この科学的突破が、中国が原子力エネルギーの聖杯を見つけたことを意味するわけではないが、トリウムからのウラン「増殖」に関する追加研究やさらなる実験を促進するだろう。
トリウムからウランへの実験的転換に成功したことで、中国は現在世界で唯一稼働中のトリウム溶融塩炉を保有し、次世代原子炉研究の世界的な競争において北京を最前線に立たせた。
トリウム溶融塩炉での反応成功は、トリウム232が中性子を継続的に捕獲しウラン233へ転換することを示した。このウランは核分裂によりエネルギーを放出し、自己持続的な「増殖しながら燃焼する」サイクルを形成する。
上海応用物理研究所のDai Zhimin所長はChina Dailyの取材に対し、「第四世代原子炉である溶融塩炉は高温の溶融塩を冷却材として使用する」と説明し、さらに「固有の安全特性、水を使わない冷却方式、低圧運転、高温出力といった特徴を備え、トリウム資源利用に最も適した炉型として国際的に認められている」と付け加えた。
同研究所は2035年までに100メガワット(MW)熱出力の試作炉建設と実証運転を完了し、商業規模での応用を目指すとしている。
「これにより技術革新と技術転換が加速され、最終的に中国に安全で信頼性が高く、国内で管理可能なトリウムベースのエネルギー生成ソリューションを提供する」とDai所長は述べた。
中国はまた、トリウム溶融塩炉技術における完全な自主産業サプライチェーンの確立を目指し、原子炉構成部品の全主要部品を国内生産している。
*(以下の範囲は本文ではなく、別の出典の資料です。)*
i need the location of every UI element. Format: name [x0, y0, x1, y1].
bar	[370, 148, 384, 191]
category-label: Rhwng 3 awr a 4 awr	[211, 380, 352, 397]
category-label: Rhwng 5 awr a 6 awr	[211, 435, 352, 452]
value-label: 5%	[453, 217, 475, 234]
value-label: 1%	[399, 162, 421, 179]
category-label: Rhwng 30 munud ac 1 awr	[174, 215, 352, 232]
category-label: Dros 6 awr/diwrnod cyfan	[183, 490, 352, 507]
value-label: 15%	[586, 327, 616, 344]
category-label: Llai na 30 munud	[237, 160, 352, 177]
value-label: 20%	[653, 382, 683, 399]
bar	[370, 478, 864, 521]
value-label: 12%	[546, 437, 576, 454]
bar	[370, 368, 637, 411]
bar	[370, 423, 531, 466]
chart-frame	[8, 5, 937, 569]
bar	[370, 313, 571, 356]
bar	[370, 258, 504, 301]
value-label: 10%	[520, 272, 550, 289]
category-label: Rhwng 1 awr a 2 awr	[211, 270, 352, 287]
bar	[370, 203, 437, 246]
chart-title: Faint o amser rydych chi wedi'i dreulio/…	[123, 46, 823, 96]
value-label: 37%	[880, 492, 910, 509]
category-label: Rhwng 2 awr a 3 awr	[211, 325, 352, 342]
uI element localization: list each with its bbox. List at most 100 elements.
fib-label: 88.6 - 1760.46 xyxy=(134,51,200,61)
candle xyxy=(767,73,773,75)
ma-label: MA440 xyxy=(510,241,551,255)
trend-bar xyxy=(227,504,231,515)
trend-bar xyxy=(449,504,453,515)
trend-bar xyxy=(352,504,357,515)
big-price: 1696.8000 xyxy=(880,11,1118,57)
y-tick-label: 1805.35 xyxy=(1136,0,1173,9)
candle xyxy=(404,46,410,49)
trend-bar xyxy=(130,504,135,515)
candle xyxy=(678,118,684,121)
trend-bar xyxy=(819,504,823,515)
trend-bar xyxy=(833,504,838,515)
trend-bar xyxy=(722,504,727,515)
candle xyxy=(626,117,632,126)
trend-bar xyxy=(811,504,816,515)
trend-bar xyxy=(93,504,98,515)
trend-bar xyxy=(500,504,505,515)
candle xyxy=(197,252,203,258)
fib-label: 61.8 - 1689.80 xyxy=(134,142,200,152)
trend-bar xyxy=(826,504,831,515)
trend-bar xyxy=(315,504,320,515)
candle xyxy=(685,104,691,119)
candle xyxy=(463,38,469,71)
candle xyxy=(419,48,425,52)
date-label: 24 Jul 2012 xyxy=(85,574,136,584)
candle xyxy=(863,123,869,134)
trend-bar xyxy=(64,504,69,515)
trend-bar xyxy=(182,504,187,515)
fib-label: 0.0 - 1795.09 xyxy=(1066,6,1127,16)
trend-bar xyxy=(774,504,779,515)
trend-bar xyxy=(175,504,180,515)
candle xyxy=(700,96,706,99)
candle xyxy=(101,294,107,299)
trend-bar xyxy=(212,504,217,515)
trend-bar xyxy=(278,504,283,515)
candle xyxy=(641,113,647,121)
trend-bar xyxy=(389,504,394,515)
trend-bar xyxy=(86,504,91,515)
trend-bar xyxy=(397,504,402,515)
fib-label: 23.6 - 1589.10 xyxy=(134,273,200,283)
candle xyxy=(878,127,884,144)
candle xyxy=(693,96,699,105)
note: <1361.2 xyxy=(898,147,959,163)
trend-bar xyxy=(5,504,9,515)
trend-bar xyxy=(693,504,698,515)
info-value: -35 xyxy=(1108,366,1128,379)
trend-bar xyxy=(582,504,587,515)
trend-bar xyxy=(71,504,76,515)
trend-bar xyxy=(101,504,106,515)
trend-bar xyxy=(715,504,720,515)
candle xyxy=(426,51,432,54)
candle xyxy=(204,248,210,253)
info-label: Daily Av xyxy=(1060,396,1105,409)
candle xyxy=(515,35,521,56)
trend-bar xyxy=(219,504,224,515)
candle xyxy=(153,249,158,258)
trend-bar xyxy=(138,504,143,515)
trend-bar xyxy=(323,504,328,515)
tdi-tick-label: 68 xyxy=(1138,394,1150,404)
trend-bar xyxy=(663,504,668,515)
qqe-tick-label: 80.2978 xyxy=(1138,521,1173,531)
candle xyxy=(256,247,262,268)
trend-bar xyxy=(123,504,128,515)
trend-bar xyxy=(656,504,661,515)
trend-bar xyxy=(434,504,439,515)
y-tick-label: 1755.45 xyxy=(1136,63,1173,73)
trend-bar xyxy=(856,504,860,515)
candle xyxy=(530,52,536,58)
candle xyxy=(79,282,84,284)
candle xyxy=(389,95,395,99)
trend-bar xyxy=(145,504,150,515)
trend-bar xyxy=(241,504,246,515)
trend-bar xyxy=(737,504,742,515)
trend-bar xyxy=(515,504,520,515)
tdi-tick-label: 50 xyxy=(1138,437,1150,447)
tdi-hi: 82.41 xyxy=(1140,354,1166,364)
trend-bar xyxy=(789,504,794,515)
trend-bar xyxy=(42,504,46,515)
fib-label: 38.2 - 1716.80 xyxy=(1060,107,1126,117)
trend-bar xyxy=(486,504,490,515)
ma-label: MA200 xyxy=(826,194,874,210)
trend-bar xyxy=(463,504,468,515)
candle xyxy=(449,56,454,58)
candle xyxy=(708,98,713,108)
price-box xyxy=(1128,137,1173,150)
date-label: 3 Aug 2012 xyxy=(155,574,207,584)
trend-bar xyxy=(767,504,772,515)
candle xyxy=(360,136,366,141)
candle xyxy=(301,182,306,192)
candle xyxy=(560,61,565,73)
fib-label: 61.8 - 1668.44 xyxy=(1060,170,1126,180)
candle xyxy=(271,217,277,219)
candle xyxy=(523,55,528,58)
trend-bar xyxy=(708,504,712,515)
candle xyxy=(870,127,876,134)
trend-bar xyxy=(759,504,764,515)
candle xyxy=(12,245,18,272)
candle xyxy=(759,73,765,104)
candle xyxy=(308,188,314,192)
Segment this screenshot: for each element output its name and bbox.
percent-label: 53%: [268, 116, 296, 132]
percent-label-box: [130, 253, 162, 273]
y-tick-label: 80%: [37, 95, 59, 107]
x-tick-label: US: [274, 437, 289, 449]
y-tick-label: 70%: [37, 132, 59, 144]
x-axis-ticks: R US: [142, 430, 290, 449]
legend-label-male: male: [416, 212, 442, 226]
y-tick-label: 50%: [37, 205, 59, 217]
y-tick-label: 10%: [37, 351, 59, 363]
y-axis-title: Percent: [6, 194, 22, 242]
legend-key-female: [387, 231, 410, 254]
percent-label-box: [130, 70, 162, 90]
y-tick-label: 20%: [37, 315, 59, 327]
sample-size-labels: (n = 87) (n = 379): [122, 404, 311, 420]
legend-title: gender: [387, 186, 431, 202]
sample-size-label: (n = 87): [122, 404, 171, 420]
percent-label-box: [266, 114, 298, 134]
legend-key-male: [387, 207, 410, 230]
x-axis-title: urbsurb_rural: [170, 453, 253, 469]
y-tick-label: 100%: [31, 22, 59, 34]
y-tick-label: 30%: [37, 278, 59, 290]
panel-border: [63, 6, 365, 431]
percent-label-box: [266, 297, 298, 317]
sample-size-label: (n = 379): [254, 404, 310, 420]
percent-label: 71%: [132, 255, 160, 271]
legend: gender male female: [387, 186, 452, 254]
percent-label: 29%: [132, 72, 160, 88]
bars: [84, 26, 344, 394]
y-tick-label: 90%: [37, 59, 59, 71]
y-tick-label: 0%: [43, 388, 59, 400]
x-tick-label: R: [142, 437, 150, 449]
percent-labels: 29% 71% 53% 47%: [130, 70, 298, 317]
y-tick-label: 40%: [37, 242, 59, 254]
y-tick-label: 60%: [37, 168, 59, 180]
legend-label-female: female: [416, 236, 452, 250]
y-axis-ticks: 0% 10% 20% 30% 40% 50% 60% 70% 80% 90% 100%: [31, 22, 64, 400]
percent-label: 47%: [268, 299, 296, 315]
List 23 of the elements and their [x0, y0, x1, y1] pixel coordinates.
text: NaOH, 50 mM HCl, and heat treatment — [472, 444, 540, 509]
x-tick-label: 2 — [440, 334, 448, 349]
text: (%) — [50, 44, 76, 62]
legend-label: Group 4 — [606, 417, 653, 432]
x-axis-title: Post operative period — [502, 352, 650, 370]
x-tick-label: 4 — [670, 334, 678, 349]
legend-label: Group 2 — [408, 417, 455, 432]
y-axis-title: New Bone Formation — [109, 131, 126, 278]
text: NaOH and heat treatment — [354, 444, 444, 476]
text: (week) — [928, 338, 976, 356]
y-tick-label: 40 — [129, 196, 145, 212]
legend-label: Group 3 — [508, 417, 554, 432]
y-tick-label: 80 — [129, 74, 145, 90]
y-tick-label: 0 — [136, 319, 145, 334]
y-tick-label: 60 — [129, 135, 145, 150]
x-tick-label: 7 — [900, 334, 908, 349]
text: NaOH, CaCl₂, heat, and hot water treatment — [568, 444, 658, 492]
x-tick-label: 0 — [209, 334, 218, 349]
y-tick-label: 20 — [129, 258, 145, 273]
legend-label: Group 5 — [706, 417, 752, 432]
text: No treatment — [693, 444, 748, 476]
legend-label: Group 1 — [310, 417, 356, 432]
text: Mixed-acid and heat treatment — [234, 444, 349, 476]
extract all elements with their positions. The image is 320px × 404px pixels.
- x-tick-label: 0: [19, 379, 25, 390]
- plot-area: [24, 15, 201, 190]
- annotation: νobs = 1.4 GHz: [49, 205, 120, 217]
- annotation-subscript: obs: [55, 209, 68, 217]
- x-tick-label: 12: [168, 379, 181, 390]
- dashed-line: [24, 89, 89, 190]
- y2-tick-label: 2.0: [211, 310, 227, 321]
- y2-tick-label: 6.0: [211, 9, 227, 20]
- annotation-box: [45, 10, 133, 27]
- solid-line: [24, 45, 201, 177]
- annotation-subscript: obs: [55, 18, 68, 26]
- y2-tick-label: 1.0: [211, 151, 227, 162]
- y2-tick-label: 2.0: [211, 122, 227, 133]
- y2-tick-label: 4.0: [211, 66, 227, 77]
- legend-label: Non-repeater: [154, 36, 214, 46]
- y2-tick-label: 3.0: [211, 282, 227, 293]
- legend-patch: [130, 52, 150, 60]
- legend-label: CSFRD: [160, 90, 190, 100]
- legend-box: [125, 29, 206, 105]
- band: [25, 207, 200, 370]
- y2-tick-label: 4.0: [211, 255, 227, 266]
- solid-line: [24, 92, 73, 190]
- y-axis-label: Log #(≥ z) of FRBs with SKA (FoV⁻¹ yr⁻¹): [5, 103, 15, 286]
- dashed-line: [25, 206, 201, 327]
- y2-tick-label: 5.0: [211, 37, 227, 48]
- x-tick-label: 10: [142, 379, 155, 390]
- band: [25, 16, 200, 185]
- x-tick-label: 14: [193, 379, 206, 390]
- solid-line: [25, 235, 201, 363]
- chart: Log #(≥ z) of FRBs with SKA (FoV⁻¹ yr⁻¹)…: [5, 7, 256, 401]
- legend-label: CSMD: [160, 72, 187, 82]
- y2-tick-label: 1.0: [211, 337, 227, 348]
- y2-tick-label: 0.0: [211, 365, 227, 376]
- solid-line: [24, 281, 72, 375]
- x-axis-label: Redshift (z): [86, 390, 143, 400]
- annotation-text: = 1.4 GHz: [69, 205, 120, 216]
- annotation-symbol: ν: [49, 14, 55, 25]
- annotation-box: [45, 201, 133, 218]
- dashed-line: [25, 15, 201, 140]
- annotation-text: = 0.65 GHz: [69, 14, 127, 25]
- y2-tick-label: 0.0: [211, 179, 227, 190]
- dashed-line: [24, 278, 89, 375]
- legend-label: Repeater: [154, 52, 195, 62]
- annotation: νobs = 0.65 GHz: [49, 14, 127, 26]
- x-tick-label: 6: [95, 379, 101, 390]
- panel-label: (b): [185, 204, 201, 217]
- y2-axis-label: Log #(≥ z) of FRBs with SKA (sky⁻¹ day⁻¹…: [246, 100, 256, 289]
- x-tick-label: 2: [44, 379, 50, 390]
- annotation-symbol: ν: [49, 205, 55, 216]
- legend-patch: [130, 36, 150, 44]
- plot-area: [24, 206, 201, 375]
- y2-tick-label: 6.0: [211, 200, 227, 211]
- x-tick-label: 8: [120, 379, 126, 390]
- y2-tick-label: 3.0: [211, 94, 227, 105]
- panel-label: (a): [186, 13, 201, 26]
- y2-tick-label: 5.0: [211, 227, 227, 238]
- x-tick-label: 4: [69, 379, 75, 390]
さらに国際的・国内的な推計によれば、中国は膨大なトリウム埋蔵量を保有している。
国際原子力機関(IAEA)と経済協力開発機構(OECD)原子力機関(NEA)による2016年の資源推定によれば、中国は世界有数のトリウム埋蔵国である。ただしトリウム資源には国際的な標準分類が存在しないため、確認済みトリウム資源は確認済みウラン資源と同等の分類的意味を持たない。トリウムは主要な探査対象ではなく、ウランやレアアース資源に関連して資源量が推定される。
しかし今年初め、中国のトリウム資源調査の機密解除された報告書が公表され、中国が原子炉用トリウムを数万年にわたり無限に保有している可能性が示された
同調査によれば、内モンゴル自治区の1つの鉄鉱山から採掘される5年分の廃棄物に含まれるトリウムだけで、米国の家庭用エネルギー需要を1000年以上賄えると、中国学術誌『地質学評論』に掲載された報告書を引用してサウスチャイナ・モーニング・ポスト紙が2月に報じている。
もし完全に開発されれば、内モンゴルのバヤンオボ鉱区では100万トンのトリウムが採掘可能だ。現地科学者の試算によれば、これは中国が6万年間使用できる燃料量に相当する。